LightBulb: A Photonic-Nonvolatile-Memory-based Accelerator for Binarized Convolutional Neural Networks

Farzaneh Zokaee1,a, Qian Lou1,b, Nathan Youngblood2, Weichen Liu3, Yiyuan Xie4 and Lei Jiang1,c
1Indiana University Bloomington, USA
afzokaee@iu.edu
blouqian@iu.edu
cjiang60@iu.edu
2University of Pittsburgh, USA
nathan.youngblood@pitt.edu
3Nanyang Technological University, Singapore
liu@ntu.edu.sg
4Southwest University, China
yyxie@swu.edu.edu

ABSTRACT


Although Convolutional Neural Networks (CNNs) have demonstrated the state-of-the-art inference accuracy in various intelligent applications, each CNN inference involves millions of expensive floating point multiply-accumulate (MAC) operations. To energy-efficiently process CNN inferences, prior work proposes an electro-optical accelerator to process powerof- 2 quantized CNNs by electro-optical ripple-carry adders and optical binary shifters.The electro-optical accelerator also uses SRAM registers to store intermediate data. However, electrooptical ripple-carry adders and SRAMs seriously limit the operating frequency and inference throughput of the electrooptical accelerator, due to the long critical path of the adder and the long access latency of SRAMs.
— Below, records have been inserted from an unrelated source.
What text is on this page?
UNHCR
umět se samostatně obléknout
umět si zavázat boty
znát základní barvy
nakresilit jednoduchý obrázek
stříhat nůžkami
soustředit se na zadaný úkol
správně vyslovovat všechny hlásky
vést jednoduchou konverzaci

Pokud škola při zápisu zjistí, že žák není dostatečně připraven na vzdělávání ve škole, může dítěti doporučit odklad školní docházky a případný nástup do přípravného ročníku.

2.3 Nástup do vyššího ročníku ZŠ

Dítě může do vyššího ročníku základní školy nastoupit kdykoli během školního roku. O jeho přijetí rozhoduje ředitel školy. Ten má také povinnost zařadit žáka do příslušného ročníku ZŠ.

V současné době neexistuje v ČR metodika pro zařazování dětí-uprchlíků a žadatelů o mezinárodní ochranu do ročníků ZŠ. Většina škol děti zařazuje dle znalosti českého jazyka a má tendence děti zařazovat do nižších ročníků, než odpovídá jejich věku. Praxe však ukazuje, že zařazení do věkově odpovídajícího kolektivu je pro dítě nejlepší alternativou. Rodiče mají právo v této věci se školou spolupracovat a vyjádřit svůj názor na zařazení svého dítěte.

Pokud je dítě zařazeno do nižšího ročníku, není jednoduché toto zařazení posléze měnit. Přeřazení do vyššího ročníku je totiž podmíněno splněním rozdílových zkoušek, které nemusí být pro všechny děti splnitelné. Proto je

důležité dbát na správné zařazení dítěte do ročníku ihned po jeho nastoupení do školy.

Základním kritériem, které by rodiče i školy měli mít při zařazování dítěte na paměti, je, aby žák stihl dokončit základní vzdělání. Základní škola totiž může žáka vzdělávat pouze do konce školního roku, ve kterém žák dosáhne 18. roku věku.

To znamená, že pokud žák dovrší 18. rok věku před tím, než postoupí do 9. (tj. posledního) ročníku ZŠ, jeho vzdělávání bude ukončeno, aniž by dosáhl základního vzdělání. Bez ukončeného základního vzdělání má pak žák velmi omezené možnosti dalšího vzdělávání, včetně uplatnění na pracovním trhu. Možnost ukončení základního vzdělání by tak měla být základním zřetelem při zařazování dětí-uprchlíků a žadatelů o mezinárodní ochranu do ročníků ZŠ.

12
In this paper, we propose a photonic nonvolatile memory (NVM)-based accelerator, Light-Bulb, to process binarized CNNs by high frequency photonic XNOR gates and popcount units. LightBulb also adopts photonic racetrack memory to serve as input/output registers to achieve high operating frequency. Compared to prior electro-optical accelerators, on average, LightBulb improves the CNN inference throughput by 17× ∼ 173× and the inference throughput per Watt by 17.5× ∼ 660×.

Keywords: Optical Accelerator, Photonic Racetrack Memory, Photonic Phase Change Memory, Binarized Neural Network.